Depends on whether said funds have already been taxed overseas. If you operated a business, sold goods in Europe, and dutifully paid taxes on said goods to European governments, would you want to have the U.S. government double-dip and levy even more taxes on what you earned overseas? Or would you leave the already-taxed money overseas and use it to continue funding your overseas operations?
If you sell a product in Germany and pay taxes to the German government, are you evading taxes because you don’t want the U.S. government to double-dip and also charge taxes?
The late Steve Jobs floated the idea of a ‘tax holiday’ so Apple could repatriate funds at a lower tax rate. Apple’s willing to get double-dinged by the U.S. government to some extent – I believe the current rates on getting double-dinged are seen as rather steep given that they’ve already paid taxes to overseas governments.
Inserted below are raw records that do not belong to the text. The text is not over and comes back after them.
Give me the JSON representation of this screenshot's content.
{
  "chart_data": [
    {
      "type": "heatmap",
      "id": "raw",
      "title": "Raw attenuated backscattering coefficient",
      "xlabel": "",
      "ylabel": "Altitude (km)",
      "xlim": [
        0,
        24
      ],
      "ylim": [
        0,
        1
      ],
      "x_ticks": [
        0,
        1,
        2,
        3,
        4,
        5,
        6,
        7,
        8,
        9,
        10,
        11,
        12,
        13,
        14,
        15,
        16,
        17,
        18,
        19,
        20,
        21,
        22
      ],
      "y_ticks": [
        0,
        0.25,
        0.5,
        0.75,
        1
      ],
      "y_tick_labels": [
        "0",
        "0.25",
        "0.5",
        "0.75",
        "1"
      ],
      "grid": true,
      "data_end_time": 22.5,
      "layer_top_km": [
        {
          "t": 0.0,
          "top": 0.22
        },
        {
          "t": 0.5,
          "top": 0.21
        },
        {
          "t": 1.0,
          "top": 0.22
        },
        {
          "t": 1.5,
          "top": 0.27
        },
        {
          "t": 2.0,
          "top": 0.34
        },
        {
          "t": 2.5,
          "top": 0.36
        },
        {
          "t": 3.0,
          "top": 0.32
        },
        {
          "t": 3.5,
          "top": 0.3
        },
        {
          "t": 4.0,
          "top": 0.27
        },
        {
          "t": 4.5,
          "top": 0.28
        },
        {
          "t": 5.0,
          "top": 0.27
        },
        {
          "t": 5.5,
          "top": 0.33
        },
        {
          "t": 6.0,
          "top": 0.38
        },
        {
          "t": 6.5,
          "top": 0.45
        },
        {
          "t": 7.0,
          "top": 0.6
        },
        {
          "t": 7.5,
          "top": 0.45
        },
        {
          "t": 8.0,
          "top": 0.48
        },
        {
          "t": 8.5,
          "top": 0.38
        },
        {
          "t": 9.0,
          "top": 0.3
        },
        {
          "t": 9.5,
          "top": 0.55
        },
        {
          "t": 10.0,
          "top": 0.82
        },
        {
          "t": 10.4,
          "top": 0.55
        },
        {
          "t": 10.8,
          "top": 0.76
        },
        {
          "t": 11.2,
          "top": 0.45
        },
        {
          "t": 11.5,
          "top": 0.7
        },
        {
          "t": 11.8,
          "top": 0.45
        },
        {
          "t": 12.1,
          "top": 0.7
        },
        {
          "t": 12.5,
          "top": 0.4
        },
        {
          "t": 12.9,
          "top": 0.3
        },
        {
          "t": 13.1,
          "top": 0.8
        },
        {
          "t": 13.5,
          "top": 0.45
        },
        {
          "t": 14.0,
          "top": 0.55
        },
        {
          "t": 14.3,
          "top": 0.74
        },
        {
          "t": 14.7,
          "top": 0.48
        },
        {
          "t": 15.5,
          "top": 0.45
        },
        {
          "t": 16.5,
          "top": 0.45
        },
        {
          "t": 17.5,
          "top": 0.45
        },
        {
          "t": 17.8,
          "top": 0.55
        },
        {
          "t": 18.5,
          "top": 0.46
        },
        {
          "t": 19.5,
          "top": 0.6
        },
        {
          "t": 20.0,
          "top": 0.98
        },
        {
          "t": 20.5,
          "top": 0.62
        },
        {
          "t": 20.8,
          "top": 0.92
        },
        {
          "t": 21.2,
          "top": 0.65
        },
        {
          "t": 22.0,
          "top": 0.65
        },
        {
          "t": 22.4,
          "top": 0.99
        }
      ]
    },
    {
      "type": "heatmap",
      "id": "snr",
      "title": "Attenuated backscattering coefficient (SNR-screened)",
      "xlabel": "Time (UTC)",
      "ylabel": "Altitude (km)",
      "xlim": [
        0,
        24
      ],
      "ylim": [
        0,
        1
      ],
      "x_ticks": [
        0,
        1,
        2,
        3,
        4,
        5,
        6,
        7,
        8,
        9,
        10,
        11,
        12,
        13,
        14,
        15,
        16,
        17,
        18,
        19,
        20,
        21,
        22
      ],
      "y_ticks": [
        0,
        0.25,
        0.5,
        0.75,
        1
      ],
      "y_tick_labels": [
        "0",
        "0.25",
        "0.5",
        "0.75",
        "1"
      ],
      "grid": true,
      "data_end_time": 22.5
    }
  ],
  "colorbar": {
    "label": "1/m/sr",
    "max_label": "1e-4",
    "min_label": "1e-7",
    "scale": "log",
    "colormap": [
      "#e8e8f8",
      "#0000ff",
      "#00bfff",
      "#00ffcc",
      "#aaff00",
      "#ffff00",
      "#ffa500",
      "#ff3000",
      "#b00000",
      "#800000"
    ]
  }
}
But they have paid taxes overseas on the profit generated overseas. Granted, in many cases the tax rates are more favorable overseas. But I can understand these companies for not wanting to pay taxes in Europe and in the States on the same money.
And Apple has stated its willingness to repatriate at a lowered tax rate, should a ‘tax holiday’ be provided – they’re willing to get double-dinged to some extent, just not get double-dinged badly.
I wonder if a compromise could be struck. Many companies, Apple included, have asked for a tax holiday so they can repatriate some of the funds at a lower tax rate. (So they’re willing to pay some taxes to repatriate – they’re not asking for zero taxes.)
In many cases, the funds sitting overseas have already been taxed in the countries where they were generated. These companies don’t want to get double-dinged – or at least, not get double-dinged badly.